Erich Manser of Littleton suffers from retinitis pigmentosa, a degenerative eye condition that has caused his sight to gradually worsen since he was five. Manser has become something of a legendary athlete, completing fifteen marathons and holding an Ironman swimming world record. Many of his accomplishments came with the help of a guide, but on Monday, the 44-year-old ran with wearable technology from AT&T service Aira, which helped him navigate through the course with a remote assistant named Jessica based all the way out in San Diego.
Aira has tested remarkably well as a wearable aid for the visually impaired in day-to-day life, but Manser’s needs require that Jessica not only navigate him through a massive crowd of runners, but provide efficient directions for an athlete moving at a considerable speed.
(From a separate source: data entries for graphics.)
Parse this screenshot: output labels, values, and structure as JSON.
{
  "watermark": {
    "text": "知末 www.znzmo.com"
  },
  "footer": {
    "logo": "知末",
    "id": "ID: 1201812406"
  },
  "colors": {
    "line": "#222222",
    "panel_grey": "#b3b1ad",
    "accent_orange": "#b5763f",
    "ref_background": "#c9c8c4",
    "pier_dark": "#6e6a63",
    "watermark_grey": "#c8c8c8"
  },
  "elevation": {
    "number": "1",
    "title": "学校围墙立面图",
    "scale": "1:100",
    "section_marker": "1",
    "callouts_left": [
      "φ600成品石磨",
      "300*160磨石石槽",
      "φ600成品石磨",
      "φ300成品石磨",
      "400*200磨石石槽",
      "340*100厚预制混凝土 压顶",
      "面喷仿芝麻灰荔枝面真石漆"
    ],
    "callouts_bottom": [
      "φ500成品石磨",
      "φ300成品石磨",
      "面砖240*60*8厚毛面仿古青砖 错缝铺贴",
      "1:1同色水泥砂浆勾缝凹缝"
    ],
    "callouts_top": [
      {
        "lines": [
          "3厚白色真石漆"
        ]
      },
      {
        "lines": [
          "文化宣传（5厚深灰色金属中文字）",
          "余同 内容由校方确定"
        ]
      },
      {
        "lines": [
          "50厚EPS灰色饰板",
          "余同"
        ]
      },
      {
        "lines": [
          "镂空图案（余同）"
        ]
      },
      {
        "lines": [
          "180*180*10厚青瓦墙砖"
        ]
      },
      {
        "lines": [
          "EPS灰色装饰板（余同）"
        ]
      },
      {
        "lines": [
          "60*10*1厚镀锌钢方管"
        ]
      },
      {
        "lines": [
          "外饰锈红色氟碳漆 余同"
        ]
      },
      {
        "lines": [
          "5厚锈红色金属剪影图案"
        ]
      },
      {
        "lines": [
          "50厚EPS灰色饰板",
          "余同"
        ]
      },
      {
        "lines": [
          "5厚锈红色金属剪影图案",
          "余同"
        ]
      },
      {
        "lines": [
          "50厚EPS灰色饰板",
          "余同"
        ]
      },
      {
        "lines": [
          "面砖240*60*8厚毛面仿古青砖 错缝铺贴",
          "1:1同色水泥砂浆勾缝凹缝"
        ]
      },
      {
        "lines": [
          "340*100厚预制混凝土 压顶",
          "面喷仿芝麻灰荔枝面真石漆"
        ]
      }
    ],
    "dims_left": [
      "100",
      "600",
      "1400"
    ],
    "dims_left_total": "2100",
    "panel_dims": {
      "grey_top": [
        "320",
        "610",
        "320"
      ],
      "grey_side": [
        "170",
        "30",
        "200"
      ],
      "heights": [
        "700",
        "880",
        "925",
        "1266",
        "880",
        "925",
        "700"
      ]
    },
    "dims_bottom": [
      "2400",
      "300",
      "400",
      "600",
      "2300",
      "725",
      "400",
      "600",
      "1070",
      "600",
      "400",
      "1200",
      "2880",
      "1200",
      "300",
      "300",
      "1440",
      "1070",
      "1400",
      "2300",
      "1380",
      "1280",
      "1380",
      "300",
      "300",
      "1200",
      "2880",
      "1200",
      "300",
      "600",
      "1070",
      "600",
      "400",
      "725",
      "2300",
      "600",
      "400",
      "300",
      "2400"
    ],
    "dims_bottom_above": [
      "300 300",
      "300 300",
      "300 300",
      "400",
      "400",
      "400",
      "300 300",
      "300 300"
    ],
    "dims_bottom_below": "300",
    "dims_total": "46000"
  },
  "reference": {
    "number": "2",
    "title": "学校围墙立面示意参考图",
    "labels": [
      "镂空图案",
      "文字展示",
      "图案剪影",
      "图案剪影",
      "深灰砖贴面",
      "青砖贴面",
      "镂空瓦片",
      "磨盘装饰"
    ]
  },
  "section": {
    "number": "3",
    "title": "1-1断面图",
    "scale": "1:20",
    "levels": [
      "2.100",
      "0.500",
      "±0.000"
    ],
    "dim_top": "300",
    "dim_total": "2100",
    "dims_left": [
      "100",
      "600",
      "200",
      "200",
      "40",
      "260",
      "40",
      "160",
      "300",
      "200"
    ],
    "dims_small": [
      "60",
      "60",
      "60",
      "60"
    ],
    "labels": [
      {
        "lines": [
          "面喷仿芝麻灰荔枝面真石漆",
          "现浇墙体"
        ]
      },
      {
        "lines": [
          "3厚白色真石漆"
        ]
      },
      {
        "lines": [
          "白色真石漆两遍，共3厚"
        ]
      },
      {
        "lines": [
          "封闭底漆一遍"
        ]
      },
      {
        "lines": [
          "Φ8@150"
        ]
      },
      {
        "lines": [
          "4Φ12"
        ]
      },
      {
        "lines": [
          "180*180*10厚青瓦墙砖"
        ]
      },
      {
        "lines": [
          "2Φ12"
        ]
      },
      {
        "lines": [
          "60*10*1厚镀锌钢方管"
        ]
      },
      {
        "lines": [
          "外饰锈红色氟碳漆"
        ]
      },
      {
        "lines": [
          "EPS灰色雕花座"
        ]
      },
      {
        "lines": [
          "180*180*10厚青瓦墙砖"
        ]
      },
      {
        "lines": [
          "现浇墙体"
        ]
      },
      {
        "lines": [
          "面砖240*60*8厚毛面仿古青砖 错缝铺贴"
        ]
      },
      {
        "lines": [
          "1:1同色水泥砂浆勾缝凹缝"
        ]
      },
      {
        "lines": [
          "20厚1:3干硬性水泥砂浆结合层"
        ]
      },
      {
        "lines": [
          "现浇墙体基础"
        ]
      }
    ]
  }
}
The equipment has never been tested under these conditions before, and Manser’s feedback will be considered by the company when continuing to develop the software.
“Generally when I have David, my sighted guide, I have him running on my left and we’re each holding the end of a tether,” he told Boston.com in a recent interview. “Jessica will be giving me real quick-hit reference visuals. For Jessica to be there to say, ‘OK, you have a gentleman here on your right who’s inching his way in,’ that will allow me to call out in some way to alert him that he’s kinda wandering into my lane.”
While Manser will be experimenting with technology in a more high-stakes scenario than most runners incorporating wearables into their training regimen, a number of spectators pointed to the wide variety of watches and clips worn by the majority of the runners as they passed. Of the 30,000 runners who entered this year’s event, most are running as a hobby, but many closer to the front of the race sported some impressive tech, as well. Most of the names dropped are items released in just the past few months, making this the marathon debut for some pricey accessories.
The January release of the Garmin Fenix 5S impressed many observers, while the Suunto Spartan Ultra users wondered whether their ownership was being lusted after or bragged about. Both wearables have all the GPS, step-counting, music-playing capabilities of the gadgets listed above, plus battery lives lasting over twenty-four hours, even with all apps running.
Some math for you: The average battery life of a runner’s wearable clocks in somewhere around five hours and the average time it takes for a runner to complete the Boston Marathon is just about four-and-a-half hours. The extra boost of the Garmin or Suunto brands became a must for some competitors, even though its price tag can creep as high as $800. While I noticed a handful of them on the course, most bright bands I caught sight of were marketed for the runner who’s doing it for themselves.
“It’d be nice to have one of the fancy ones,” Thomas the 27-year-old husband of a runner in the marathon, told me. “Maybe if we just didn’t need to pay rent for a month or something.”
He cited his wife’s Pebble 2, which markets around $130, as the more sensible option for runners who are looking more for a personal challenge than to break any records. Like many other wearables in the $75-$200 range, the Pebble 2 can time a run, monitor heart rate, connect to other running apps, and has a battery life that can last up to a full week. Comparable models include the Polar M400, the MioSlice, and the now-ubiquitous FitBit.
Watches are not the only new tools that have become ubiquitous on the course over the past few years. Bluetooth headphones of various sizes, shapes, and brands could be seen in the ears of nearly every runner. Other products that are less popular, but too unusual not to mention, include a $200 pair of smart-socks, a step-sensing smart-hat, and a smart shoe, which hasn’t taken off with runners quite yet due to faulty performance in past years. The primary function of the new Altra Q smart shoe model is safety, as it provides you with data that helps you to not grind your joints into a fine dust. There’s also a smart bra due to be released later this year.
There are very few runners of any caliber that don’t acknowledge the need to adapt in order to stay competitive. While some of the older runners on the course proudly kept it old school, even those who had begun running marathons before “smart” was ever a prefix seem to have quietly accepted it as a way of the future.
“Nothing I ever needed,” said David, 64, who ran the Marathon three times in his forties. “But everyone’s got their toys. I got an iPad last year, you know.”